Proceed to the “Purification of the size-selected SMRTbell library” step.
Purification of size-selected SMRTbell library
35m
Add 1.0X v/v (volume over volume) of resuspended, room-temperature SMRTbell cleanup beads to each sample from the previous step.
1m
Pipette mix the beads until evenly distributed and quick spin to collect all liquid.
Leave at room temperature for 00:10:00 to allow DNA to bind beads.
10m
Place tube strip in a magnetic separation rack until beads separate fully from the solution.
3m
Slowly pipette off the cleared supernatant without disturbing the beads. It is recommended to save the supernatant in another tube strip in case of poor DNA recovery.
Slowly dispense 200 µL, or enough to cover the beads, of freshly prepared 80% ethanol into each tube. After 30 seconds, pipette off the 80% ethanol and discard.
2m
Repeat the previous step.
2m
Remove residual 80% ethanol:
• Remove tube strip from the magnetic separation rack.
• Quick spin tube strip in a microcentrifuge.

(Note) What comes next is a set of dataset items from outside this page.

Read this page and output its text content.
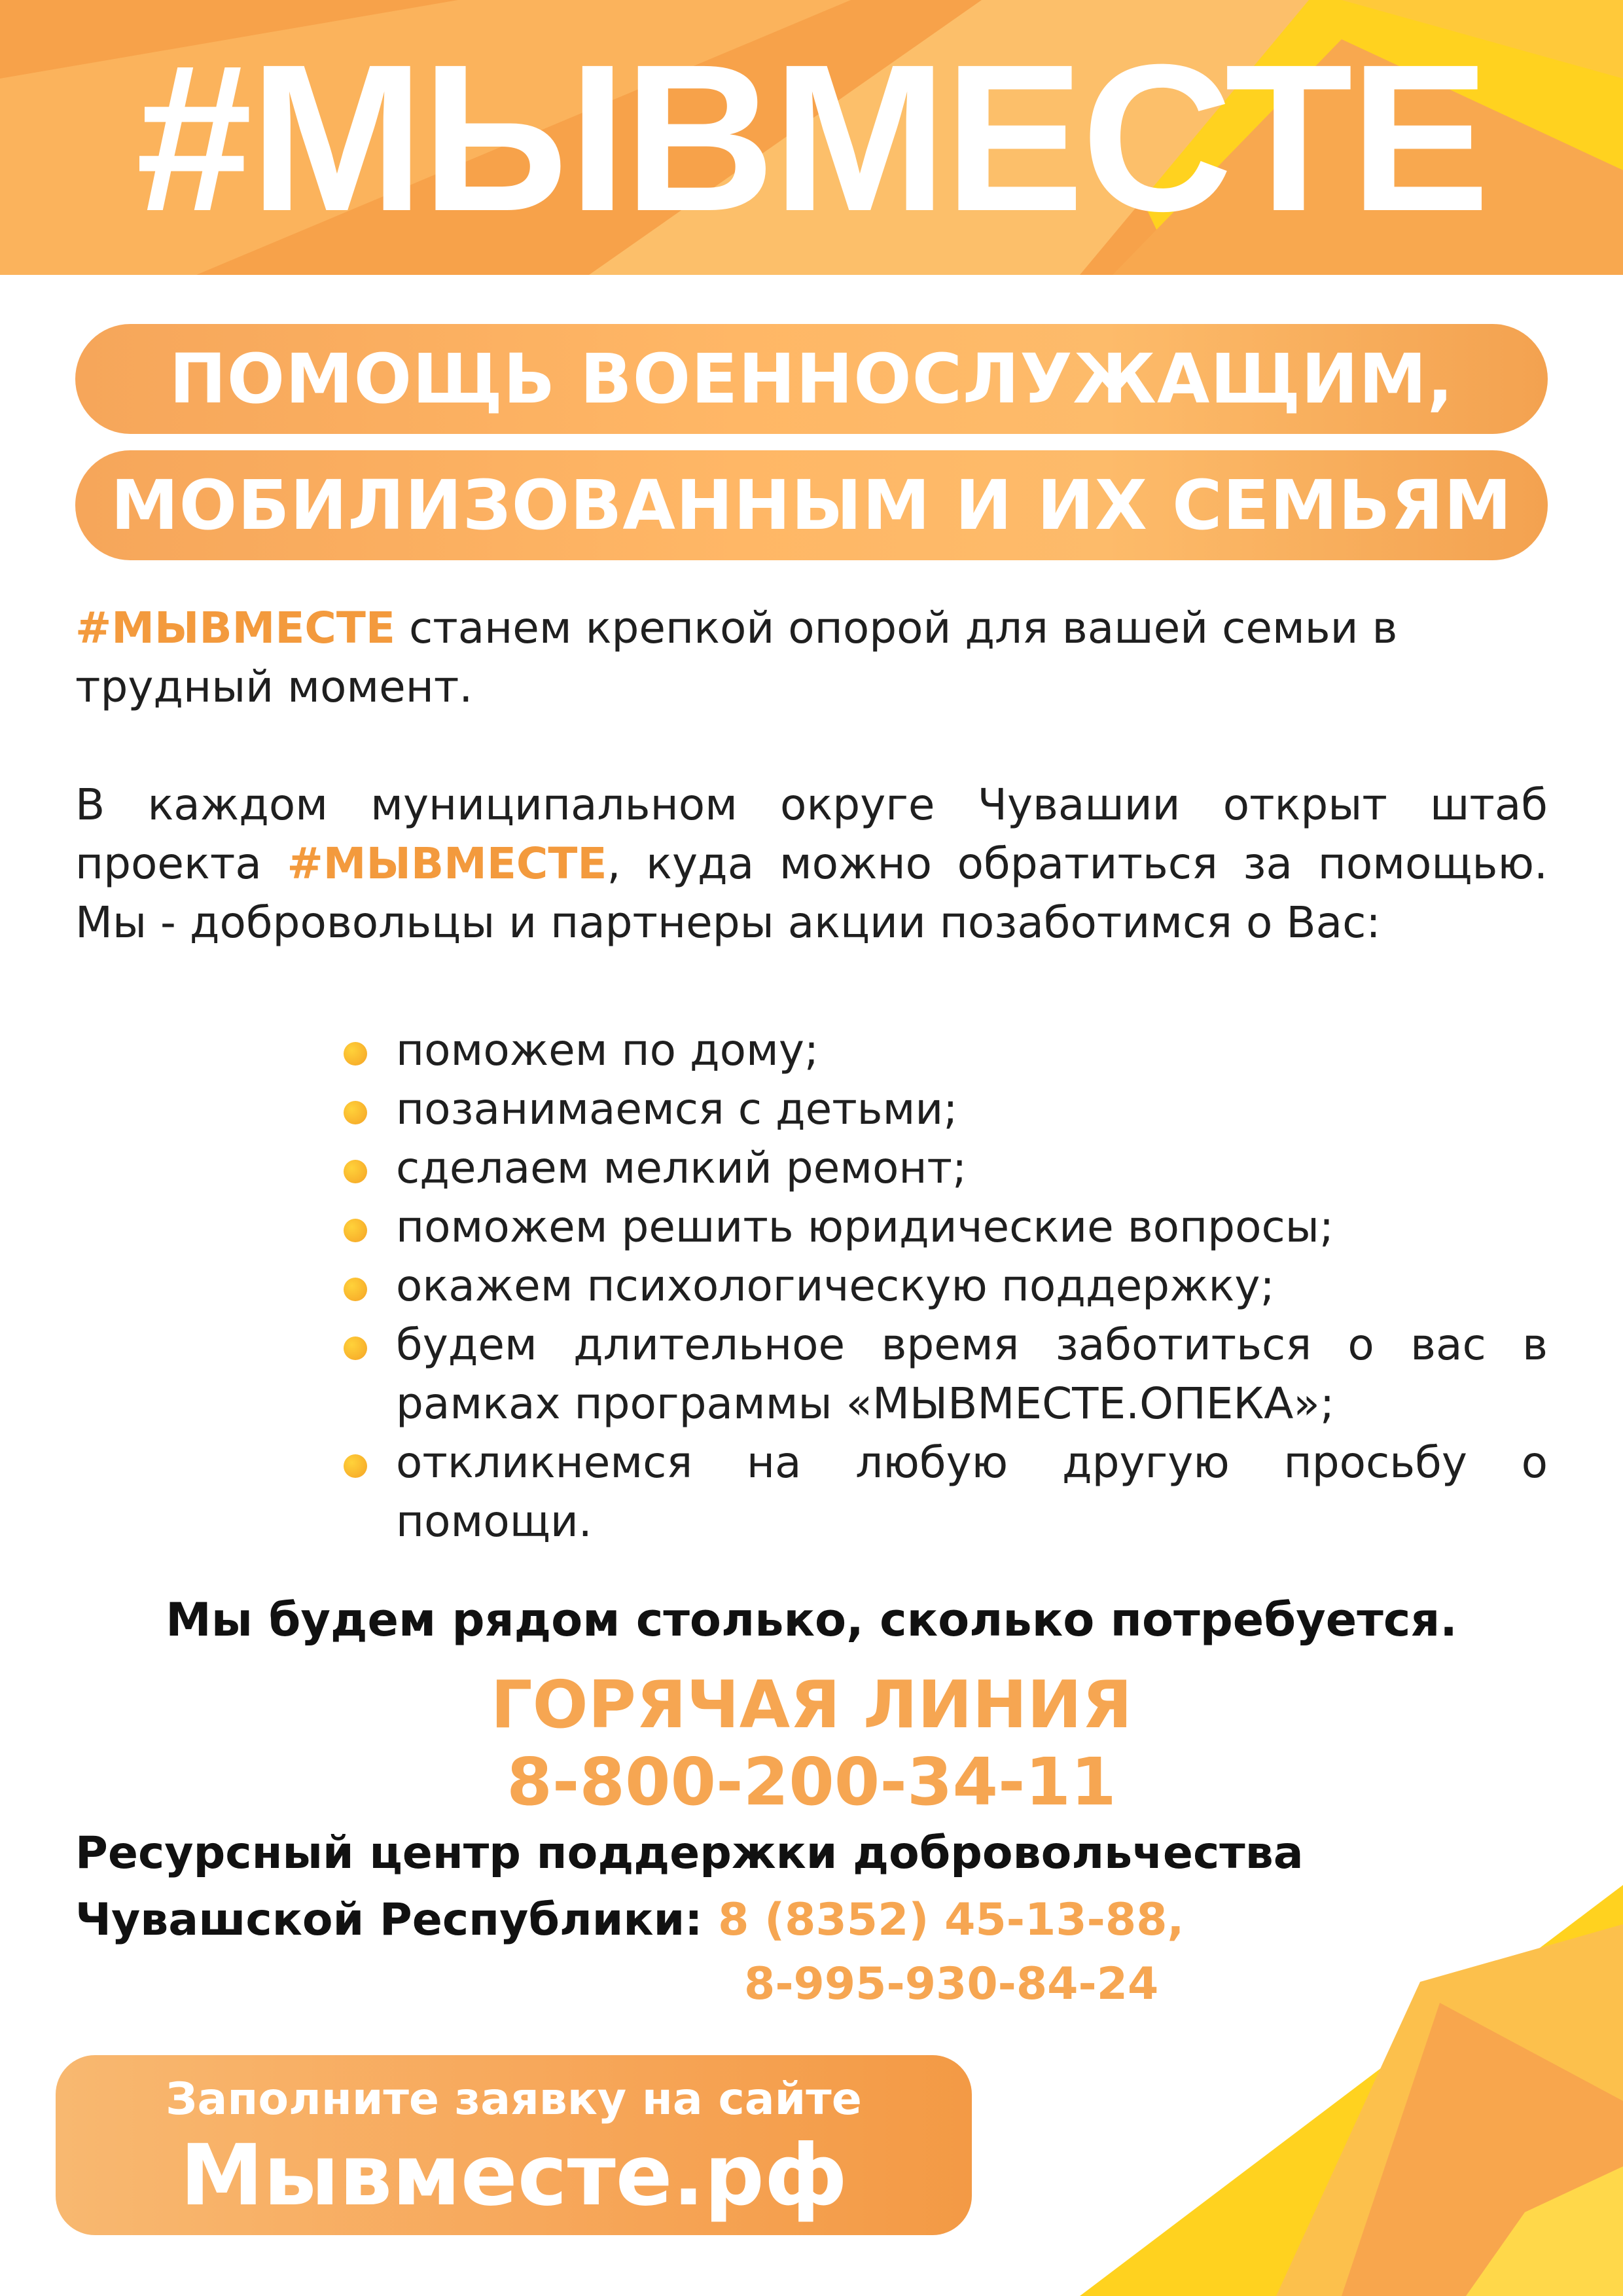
#МЫВМЕСТЕ
ПОМОЩЬ ВОЕННОСЛУЖАЩИМ,
МОБИЛИЗОВАННЫМ И ИХ СЕМЬЯМ
#МЫВМЕСТЕ станем крепкой опорой для вашей семьи в трудный момент.
В каждом муниципальном округе Чувашии открыт штаб проекта #МЫВМЕСТЕ, куда можно обратиться за помощью. Мы - добровольцы и партнеры акции позаботимся о Вас:
поможем по дому;
позанимаемся с детьми;
сделаем мелкий ремонт;
поможем решить юридические вопросы;
окажем психологическую поддержку;
будем длительное время заботиться о вас в рамках программы «МЫВМЕСТЕ.ОПЕКА»;
откликнемся на любую другую просьбу о помощи.
Мы будем рядом столько, сколько потребуется.
ГОРЯЧАЯ ЛИНИЯ
8-800-200-34-11
Ресурсный центр поддержки добровольчества
Чувашской Республики: 8 (8352) 45-13-88,
8-995-930-84-24
Заполните заявку на сайте
Мывместе.рф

• Place tube strip back in a magnetic separation rack until beads separate fully from the solution.
• Pipette off residual 80% ethanol and discard.
1m
Remove tube strip from the magnetic rack. Immediately add 15 µL of elution buffer to each tube and resuspend the beads by pipetting 10 times or until evenly distributed. Quick spin the tube strip to collect liquid.
1m
Leave at room temperature for 00:05:00 to elute DNA.
5m
Place tube strip in a magnetic separation rack until beads separate fully from the solution. Slowly pipette off the cleared supernatant without disturbing the beads. Transfer supernatant to a new tube strip. Discard old tube strip with beads.
Take a 1 µl aliquot from each tube and dilute with 9 µl of elution buffer or water. Measure DNA concentration with a Qubit fluorometer using the 1x dsDNA HS kit. Calculate the total mass.
Required
Concentration [ng/µl]Required
Yield [ng]10m
Proceed to SMRT Link Sample Setup to prepare the SMRTbell library for sequencing.
Note
Store SMRTbell libraries at 4°C if sequencing within the week. Long-term storage should be at -20°C. Minimize freeze-thaw cycles when handling SMRTbell libraries.
Protocol references
This protocol is based on Preparing HiFi SMRTbell Libraries from Ultra-Low DNA Input (Version 02 November 2021).